I sit well back in the pews to get the full range of sound and as the program unfolds I begin to look carefully at the individuals singing there. Some are young or in mid-life, but many I recognize from thirty years ago who were here when we ourselves first arrived. Then they were in their twenties or thirties, now they are so grey, their faces set into the forms that tell of personalities and their life journeys. Others are more recent retirees from around the world determined to throw their enthusiasm into their new, and perhaps last, island home. The spotlights angle down onto faces that seem so vulnerable, caught up as they are in the singing. I am planning to take my photography into a study of people next year and already I am taking the first steps by focussing on personality, faces, and the angles of light that will bring all this to my camera`s lens.

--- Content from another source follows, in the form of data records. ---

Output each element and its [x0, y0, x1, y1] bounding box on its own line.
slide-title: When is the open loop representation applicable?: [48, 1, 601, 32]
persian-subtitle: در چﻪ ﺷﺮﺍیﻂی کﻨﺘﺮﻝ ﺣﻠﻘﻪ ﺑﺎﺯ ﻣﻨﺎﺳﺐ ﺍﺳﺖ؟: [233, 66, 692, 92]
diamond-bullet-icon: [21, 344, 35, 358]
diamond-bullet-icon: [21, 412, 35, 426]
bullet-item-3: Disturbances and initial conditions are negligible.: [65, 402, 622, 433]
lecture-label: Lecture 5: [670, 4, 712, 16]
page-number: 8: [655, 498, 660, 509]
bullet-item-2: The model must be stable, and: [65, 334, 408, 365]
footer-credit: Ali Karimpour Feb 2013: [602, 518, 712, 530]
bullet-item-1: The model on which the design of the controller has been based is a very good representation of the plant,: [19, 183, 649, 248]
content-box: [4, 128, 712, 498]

It is interesting though, how all the elder faces are so beautiful. One would naturally look for it in the faces of youth, but here it is shining out of these lined faces much more powerfully than one would expect. Partly, it is the music that is transfiguring them, - they are the song they are singing - and partly too it is the sheer polishing, like rocks in a streambed, they have achieved as they slipped through the years. As we all, in the choir and in the audience, slide closer to the end of our lives we are beginning to be transformed, not “In a moment, in a twinkling of a eye”* but through the much more sure and steady progress of living through the joys and trials that fate has brought us or which we have struggled to achieve. We are all the singer and the song and this is a moment to remember.

* Handel`s ‘Messiah’.

1 comment:

Travis and Maggie said...

Travis and I were talking about this sort of thing earlier. Some people become more beautiful with age, as if their beautiful self is becoming more visible while their body wanes, becoming more transparent to the light within. Sometimes its the opposite, a beautiful young person will grow to be an unattractive older person, as if all their anger, bitterness etc. has somehow disfigured them. But in the moment of complete absorbtion and surrender I suppose those with greater depth would shine the strongest. I will watch for that.